Так мог видеть Ф. Достоевский

Я вам скажу, может быть, страшную вещь. А впрочем, что же страшную? Вы все, пожалуй, сочтёте это за бред или за праздное умствование, от которого у вас заноет поясница и захочется чаю. А ведь это-то и есть самое страшное: что вы захотите чаю. В том-то и весь ужас, что вы непременно захотите чаю, когда нужно будет заглянуть в бездну.

Я говорю об апокалиптическом сознании. Не о тех книгах с нарисованными зверями, не о трубах и не о старцах, восхищённых на облака. Нет-с. Я о том состоянии, когда вдруг, ни с того ни с сего, среди самой, казалось бы, обыденной жизни, – например, когда вы чистите сапоги или ждете своей очереди к зубному врачу, – вдруг спадают все покровы, и вы видите: всё идёт к концу. И не в переносном, не в поэтическом смысле, а самым буквальным, арифметическим образом. Всё. И вы вместе со всем.

Это чувство, знаете ли, не похоже на страх. Страх – он животный, он заставляет вас бежать, прятаться, бить в набат. А это – тоска. Такая тоска, что стены начинают расступаться, потолок исчезает, и вместо неба вы видите какую-то чудовищную, равнодушную математику. Закон всемирного тяготения, например. Или энтропию. Я в этих науках, признаться, не силён, но суть понимаю: всё стремится к рассеянию, к нулю, к молчанию.

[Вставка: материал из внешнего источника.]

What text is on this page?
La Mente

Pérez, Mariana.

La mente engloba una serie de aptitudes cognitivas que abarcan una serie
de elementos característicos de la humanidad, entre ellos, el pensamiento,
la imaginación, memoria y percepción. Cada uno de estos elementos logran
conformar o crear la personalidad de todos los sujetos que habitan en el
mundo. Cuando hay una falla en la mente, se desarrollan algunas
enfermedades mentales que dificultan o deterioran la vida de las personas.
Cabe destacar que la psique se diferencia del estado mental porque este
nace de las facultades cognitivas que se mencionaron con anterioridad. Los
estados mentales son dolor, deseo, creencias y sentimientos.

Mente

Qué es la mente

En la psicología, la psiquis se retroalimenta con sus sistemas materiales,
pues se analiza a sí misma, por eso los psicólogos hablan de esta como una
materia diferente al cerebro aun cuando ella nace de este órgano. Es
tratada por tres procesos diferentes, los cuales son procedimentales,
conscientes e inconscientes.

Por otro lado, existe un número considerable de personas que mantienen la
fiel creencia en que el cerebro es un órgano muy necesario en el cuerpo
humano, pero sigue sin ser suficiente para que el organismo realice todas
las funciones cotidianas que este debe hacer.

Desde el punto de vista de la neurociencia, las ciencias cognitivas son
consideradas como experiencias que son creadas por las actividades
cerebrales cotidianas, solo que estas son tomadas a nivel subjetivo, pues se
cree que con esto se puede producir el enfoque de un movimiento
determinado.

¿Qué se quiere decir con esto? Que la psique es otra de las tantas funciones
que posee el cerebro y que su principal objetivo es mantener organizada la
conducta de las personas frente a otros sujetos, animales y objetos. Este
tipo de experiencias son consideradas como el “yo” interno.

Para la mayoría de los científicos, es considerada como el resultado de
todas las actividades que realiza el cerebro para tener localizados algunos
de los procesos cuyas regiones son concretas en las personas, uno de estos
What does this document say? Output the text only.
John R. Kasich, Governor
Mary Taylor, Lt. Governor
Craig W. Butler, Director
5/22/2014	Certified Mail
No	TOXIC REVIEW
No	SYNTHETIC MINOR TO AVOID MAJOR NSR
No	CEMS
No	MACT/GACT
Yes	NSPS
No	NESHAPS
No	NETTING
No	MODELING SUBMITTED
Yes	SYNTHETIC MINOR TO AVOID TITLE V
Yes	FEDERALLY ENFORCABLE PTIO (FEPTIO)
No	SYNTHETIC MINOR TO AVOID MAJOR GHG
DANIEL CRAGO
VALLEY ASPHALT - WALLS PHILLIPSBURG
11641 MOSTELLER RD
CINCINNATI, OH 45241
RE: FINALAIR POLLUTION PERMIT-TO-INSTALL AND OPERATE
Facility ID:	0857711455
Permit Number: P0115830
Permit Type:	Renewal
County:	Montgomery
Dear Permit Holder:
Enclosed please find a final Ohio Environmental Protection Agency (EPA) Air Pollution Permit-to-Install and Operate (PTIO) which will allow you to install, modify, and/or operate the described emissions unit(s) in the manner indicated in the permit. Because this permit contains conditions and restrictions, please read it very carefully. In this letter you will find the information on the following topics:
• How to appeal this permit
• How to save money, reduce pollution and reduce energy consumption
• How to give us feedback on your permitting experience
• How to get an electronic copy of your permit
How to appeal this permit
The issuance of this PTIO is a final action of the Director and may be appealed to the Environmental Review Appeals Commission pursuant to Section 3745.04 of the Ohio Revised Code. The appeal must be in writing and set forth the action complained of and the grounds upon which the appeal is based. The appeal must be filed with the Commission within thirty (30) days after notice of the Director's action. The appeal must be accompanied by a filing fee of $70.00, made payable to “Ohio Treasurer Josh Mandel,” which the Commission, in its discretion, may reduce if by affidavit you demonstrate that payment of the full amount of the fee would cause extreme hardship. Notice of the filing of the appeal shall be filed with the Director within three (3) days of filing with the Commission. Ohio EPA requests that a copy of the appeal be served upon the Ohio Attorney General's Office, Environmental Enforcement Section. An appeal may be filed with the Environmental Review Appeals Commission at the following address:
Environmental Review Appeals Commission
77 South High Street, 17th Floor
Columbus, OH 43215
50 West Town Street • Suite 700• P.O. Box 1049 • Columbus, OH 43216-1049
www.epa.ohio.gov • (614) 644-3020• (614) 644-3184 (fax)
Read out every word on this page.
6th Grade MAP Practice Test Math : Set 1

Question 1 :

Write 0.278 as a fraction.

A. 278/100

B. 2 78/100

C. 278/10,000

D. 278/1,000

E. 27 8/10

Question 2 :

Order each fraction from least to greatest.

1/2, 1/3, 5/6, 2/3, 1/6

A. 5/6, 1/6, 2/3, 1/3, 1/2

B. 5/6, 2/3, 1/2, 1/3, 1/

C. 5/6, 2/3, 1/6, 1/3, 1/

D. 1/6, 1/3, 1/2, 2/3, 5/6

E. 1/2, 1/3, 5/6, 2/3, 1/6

И вот это молчание – оно обрушивается на вас не тогда, когда вы один в тёмной комнате, а тогда, когда вы стоите в очереди за колбасой, и слышите, как кто-то позади вас говорит: «А мне, пожалуйста, докторской, граммов триста».

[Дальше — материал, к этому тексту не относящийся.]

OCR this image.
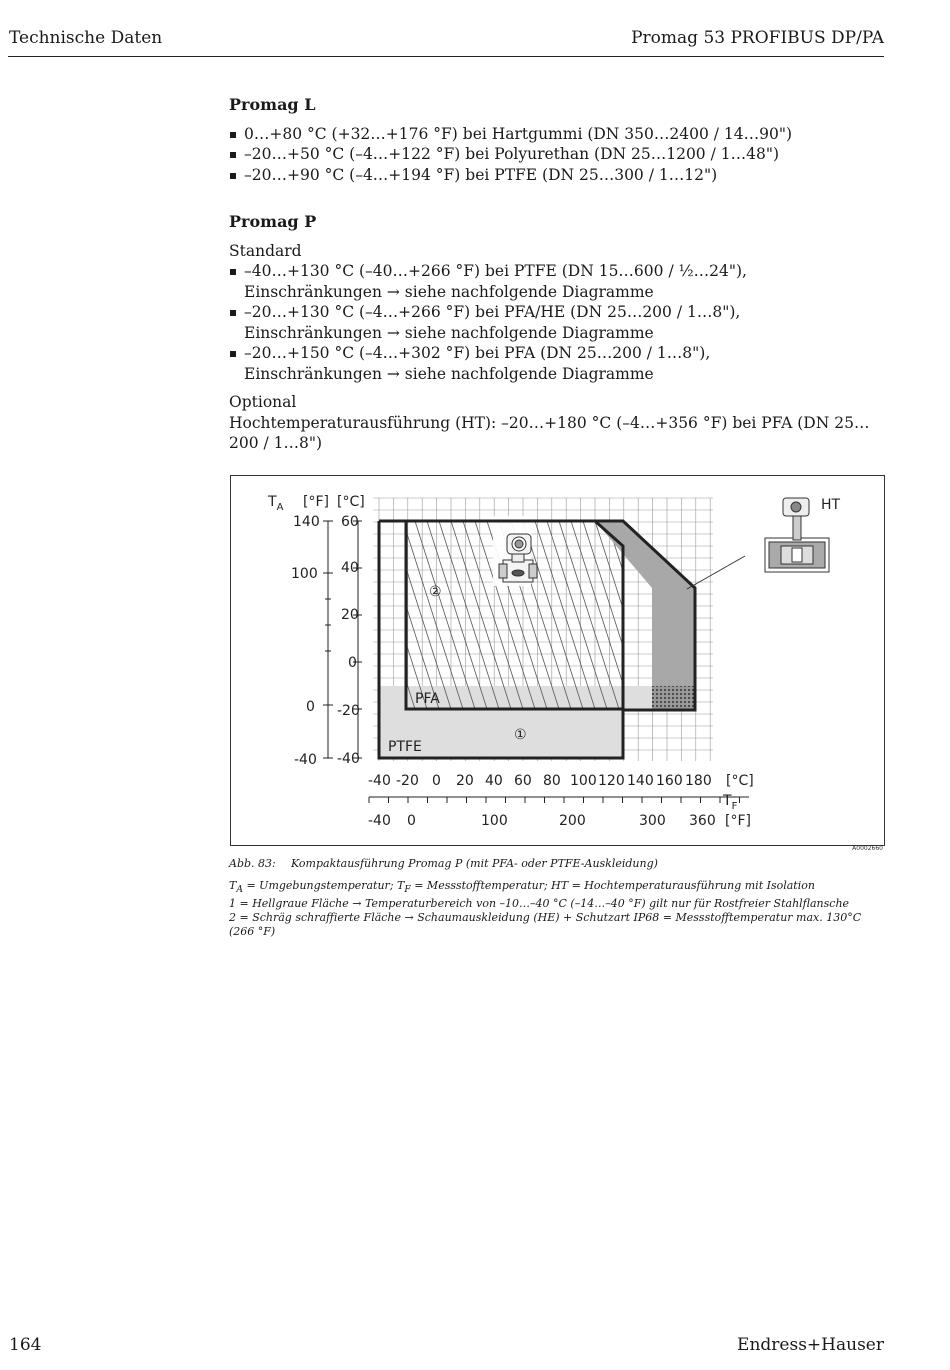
Technische Daten	Promag 53 PROFIBUS DP/PA
Promag L
0…+80 °C (+32…+176 °F) bei Hartgummi (DN 350…2400 / 14…90")
–20…+50 °C (–4…+122 °F) bei Polyurethan (DN 25…1200 / 1…48")
–20…+90 °C (–4…+194 °F) bei PTFE (DN 25…300 / 1…12")
Promag P
Standard
–40…+130 °C (–40…+266 °F) bei PTFE (DN 15…600 / ½…24"),
Einschränkungen → siehe nachfolgende Diagramme
–20…+130 °C (–4…+266 °F) bei PFA/HE (DN 25…200 / 1…8"),
Einschränkungen → siehe nachfolgende Diagramme
–20…+150 °C (–4…+302 °F) bei PFA (DN 25…200 / 1…8"),
Einschränkungen → siehe nachfolgende Diagramme
Optional
Hochtemperaturausführung (HT): –20…+180 °C (–4…+356 °F) bei PFA (DN 25…200 / 1…8")
$T_A$ [°F] [°C]
60
40
20
0
-20
-40
140
100
0
-40
-40 -20 0 20 40 60 80 100 120 140 160 180 [°C]
$T_F$
-40 0	100	200	300 360 [°F]
PFA
PTFE
HT
②
①
A0002660
Abb. 83: Kompaktausführung Promag P (mit PFA- oder PTFE-Auskleidung)
$T_A$ = Umgebungstemperatur; $T_F$ = Messstofftemperatur; HT = Hochtemperaturausführung mit Isolation
1 = Hellgraue Fläche → Temperaturbereich von –10…–40 °C (–14…–40 °F) gilt nur für Rostfreier Stahlflansche
2 = Schräg schraffierte Fläche → Schaumauskleidung (HE) + Schutzart IP68 = Messstofftemperatur max. 130°C (266 °F)
164	Endress+Hauser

И вы смотрите на этого человека, на его пальцы, перепачканные мелом или, может быть, чернилами, на его шею, и думаете: «Зачем? Зачем докторской, если завтра, может быть, – а может быть, и сегодня, сию минуту, – всё это, включая докторскую, включая прилавок, включая самую способность желать, перестанет существовать не потому даже, что кто-то злой пришёл и разрушил, а потому что само желание есть лишь временное, болезненное искривление этой самой великой пустоты?».

И знаете, что самое мучительное в этом сознании? Не сам конец. Конец – он даже облегчает, потому что когда уже нечего терять, то наступает этакое оцепенение, почти блаженство. Самое мучительное – это фальшь. Фальшь всего, что продолжает делать вид, будто оно есть. Вы идёте по улице, а навстречу вам девушка, весёлая, щеки румянцем горят, платок ветром раздувает. Она спешит на свидание. И она – есть. Она существует, она верит в это своё существование, как в каменную стену. А вы знаете, что она – не стена, а так, облачко, которое развеется от первого дуновения настоящего ветра. И вам хочется крикнуть ей: «Куда же ты? Остановись! Ведь ничего же нет!».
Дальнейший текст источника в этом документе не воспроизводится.